Why is the industry supporting exports even before the start of the season?

  • At the start of the (October-November) sugar season, the industry draws up its balance-sheet.
  • It takes into consideration the expected production, the carry forward stock of last season, minus domestic consumption and exports, if any.
  • This balance-sheet decides the availability of sugar for the next season.
  • There is an unusually high opening stock available for the next season (season of 2021-22).
  • Without an export incentive like a government subsidy, this will result in a vertical collapse of the sector.

How will this inventory be corrected?

  • One way of correcting this inventory is by promoting export.
  • Sugar mills export both white as well as raw sugar.
  • If export is promoted, the stock would be reduced, providing the mills a healthy inventory as well as liquidity from exports.

Why are mills reluctant to export sugar without a subsidy?

  • The mills’ reluctance stems from the gap between cost of manufacturing and the current price of raw sugar in international markets.
  • The price mismatch has ruled out any export prospects as this would lead to further loss for the mills.
  • Ironically, mills are facing this problem at a time when Indian sugar has made its mark in the international markets.

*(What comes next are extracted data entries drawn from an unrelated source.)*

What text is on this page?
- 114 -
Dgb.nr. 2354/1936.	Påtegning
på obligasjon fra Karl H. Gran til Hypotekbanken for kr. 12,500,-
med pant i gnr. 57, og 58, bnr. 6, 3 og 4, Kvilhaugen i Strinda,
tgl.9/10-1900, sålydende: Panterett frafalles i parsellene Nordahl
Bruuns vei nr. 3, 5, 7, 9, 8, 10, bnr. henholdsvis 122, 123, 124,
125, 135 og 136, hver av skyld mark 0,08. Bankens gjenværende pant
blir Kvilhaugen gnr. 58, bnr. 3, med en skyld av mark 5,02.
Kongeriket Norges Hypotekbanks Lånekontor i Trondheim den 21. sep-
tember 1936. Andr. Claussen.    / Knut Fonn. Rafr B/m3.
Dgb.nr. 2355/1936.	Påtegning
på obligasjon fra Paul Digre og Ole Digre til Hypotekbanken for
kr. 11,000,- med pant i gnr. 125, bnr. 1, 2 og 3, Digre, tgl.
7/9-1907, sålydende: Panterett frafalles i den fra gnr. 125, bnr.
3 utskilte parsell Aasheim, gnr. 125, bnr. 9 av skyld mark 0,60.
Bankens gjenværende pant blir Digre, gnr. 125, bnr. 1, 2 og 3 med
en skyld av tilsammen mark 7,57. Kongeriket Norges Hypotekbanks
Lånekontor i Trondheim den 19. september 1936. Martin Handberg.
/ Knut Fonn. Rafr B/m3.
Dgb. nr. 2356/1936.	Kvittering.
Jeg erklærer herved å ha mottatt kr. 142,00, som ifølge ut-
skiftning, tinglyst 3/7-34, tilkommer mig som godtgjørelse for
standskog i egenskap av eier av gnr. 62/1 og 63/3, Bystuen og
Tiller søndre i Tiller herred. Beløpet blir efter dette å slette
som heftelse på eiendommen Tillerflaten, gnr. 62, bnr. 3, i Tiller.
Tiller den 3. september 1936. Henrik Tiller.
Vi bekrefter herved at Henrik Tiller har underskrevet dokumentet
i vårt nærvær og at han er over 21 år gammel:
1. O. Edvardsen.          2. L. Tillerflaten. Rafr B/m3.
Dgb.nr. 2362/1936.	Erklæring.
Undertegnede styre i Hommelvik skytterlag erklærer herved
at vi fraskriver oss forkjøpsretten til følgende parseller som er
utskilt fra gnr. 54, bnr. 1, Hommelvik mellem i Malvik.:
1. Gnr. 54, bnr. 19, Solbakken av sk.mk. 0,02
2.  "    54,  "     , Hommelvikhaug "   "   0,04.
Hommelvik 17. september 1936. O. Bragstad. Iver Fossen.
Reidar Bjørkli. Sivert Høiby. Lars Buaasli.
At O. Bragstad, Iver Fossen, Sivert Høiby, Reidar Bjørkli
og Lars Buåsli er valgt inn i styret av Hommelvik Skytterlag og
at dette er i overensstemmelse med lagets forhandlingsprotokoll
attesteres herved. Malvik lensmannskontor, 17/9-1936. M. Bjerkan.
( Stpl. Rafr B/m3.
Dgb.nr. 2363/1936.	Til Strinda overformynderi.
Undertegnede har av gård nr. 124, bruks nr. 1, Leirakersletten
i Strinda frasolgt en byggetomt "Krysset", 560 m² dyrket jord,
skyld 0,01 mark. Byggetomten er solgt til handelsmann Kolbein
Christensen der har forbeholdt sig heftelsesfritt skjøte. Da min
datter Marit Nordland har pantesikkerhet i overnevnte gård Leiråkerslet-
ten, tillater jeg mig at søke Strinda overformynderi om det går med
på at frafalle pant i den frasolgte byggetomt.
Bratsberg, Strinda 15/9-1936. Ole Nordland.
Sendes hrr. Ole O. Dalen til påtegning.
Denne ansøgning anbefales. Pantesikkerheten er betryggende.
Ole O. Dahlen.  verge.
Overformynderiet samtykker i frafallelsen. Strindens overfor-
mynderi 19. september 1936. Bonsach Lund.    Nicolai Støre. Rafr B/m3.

How did the mills manage to export sugar last season?

  • The record export level last season was possible only because of the subsidy programme offered by the central government.
  • Mills got a transport subsidy of Rs 10.448 per kg of sugar exported.
  • This subsidy had helped the mills bridge the difference between production costs and international prices.
  • The Union Ministry of Food and Civil Supplies was strict about compliance, which led to mills toeing the line in terms of exports.
  • A higher demand in international markets had also seen Indian mills reporting good exports.
  • But now, the central government ruled out any extension of the subsidy scheme as the international sugar scenario is currently stable.

What would be the impact?

  • Industry watchers said that the delay in India’s export subsidy scheme had seen sugar prices rallying.
  • The benefit is largely being drawn by Brazil, which is the largest sugar manufacturer of the world.
  • As a second Covid-19-induced lockdown looms large over Europe, Brazilian mills are considering diverting 48% of their cane towards sugar production.

Have last season’s exports helped mills generate enough liquidity?

  • No, the central government is yet to release the export subsidy due to the mills and the total due is as high as Rs 6,900 crore.
  • Individual mills had taken loans to facilitate exports and now they have to pay interest to the banks.
  • Unpaid interest of Rs 3,000 crore for maintaining buffer stock has also hit hard the balance sheet of mills.
  • The pandemic has further delayed the release of subsidy.
  • This has led to many mills not having sufficient liquidity at the start of the season.

But why can’t mills concentrate on ethanol production?

  • Recently, the central government has announced a Rs 1-3 per litre rise in the procurement price of ethanol.
  • This is the second signal given by the government to mills to divert cane towards production of ethanol rather than sugar.
  • In 2019, the central government had announced an interest subvention scheme for mills to augment production of ethanol.
  • But diversion to ethanol will require more capital and time to materialise.